Banshee Boy? Rotten. Lad of Erin!"
He nodded approbation and reached for the second bottle. He drank
and meditated, and drank again.
"I've got you," he announced solemnly. "Killeny is a lovely name,
and it's Killeny Boy for you. How's that strike your
honourableness?--high-soundin', dignified as a earl or . . . or a
retired brewer. Many's the one of that gentry I've helped to
retire in my day."
He finished his bottle, caught Michael suddenly by both jowls,
and, leaning forward, rubbed noses with him. As suddenly
released, with thumping tail and dancing eyes, Michael gazed up
into the god's face. A definite soul, or entity, or spirit-thing
glimmered behind his dog's eyes, already fond with affection for
this hair-grizzled god who talked with him he knew not what, but
whose very talking carried delicious and unguessable messages to
his heart.
"Hey! Kwaque, you!"
Kwaque, squatted on the floor, his hams on his heels, paused from
the rough-polishing of a shell comb designed and cut out by his
master, and looked up, eager to receive command and serve.

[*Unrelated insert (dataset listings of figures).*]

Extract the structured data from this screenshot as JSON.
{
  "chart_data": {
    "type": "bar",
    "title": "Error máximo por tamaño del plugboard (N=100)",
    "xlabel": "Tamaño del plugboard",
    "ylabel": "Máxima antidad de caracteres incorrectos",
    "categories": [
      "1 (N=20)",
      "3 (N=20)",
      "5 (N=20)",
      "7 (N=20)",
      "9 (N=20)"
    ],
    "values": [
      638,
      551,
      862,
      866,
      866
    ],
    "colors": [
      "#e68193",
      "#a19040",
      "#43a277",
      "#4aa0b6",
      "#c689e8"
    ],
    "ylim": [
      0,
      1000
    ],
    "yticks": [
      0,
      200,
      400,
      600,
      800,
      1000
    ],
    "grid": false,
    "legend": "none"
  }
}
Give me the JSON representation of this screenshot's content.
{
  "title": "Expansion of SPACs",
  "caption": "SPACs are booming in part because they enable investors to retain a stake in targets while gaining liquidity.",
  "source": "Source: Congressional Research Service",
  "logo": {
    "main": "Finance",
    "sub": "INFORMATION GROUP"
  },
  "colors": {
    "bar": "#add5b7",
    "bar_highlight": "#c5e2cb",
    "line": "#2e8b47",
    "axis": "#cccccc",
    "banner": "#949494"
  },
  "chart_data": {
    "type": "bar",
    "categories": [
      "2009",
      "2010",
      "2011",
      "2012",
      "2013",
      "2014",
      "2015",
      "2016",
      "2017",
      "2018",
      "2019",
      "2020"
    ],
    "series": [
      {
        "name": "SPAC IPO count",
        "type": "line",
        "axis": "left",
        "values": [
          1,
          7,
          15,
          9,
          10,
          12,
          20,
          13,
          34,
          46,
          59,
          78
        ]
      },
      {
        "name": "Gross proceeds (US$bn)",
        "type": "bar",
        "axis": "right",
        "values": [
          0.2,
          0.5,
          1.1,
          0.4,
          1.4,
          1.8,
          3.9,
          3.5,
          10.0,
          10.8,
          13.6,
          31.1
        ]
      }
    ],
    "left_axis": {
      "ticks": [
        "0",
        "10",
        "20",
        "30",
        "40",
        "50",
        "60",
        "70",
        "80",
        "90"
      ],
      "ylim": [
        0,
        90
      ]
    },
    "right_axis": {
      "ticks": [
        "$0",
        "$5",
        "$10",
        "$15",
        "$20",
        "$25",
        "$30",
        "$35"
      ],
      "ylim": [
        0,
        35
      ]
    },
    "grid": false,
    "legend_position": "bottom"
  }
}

"Kwaque, you fella this time now savvee name stop along this fella
dog. His name belong 'm him, Killeny Boy. You make 'm name stop
'm inside head belong you. All the time you speak 'm this fella
dog, you speak 'm Killeny Boy. Savvee? Suppose 'm you no savvee,
I knock 'm block off belong you. Killeny Boy, savvee! Killeny
Boy. Killeny Boy."
As Kwaque removed his shoes and helped him undress, Daughtry
regarded Michael with sleepy eyes.
"I've got you, laddy," he announced, as he stood up and swayed
toward bed. "I've got your name, an' here's your number--I got
that, too: HIGH-STRUNG BUT REASONABLE. It fits you like the
paper on the wall.
"High-strung but reasonable, that's what you are, Killeny Boy,
high-strung but reasonable," he continued to mumble as Kwaque
helped to roll him into his bunk.
Kwaque returned to his polishing. His lips stammered and halted
in the making of noiseless whispers, as, with corrugated brows of
puzzlement, he addressed the steward:
"Marster, what name stop 'm along that fella dog?"
"Killeny Boy, you kinky-head man-eater, Killeny Boy, Killeny Boy,"
Dag Daughtry murmured drowsily. "Kwaque, you black blood-drinker,
run n' fetch 'm one fella bottle stop 'm along icey-chestis."
"No stop 'm, marster," the black quavered, with eyes alert for
something to be thrown at him. "Six fella bottle he finish
altogether."
The steward's sole reply was a snore.
The black, with the twisted hand of leprosy and with a barely
perceptible infiltration of the same disease thickening the skin
of the forehead between the eyes, bent over his polishing, and
ever his lips moved, repeating over and over, "Killeny Boy."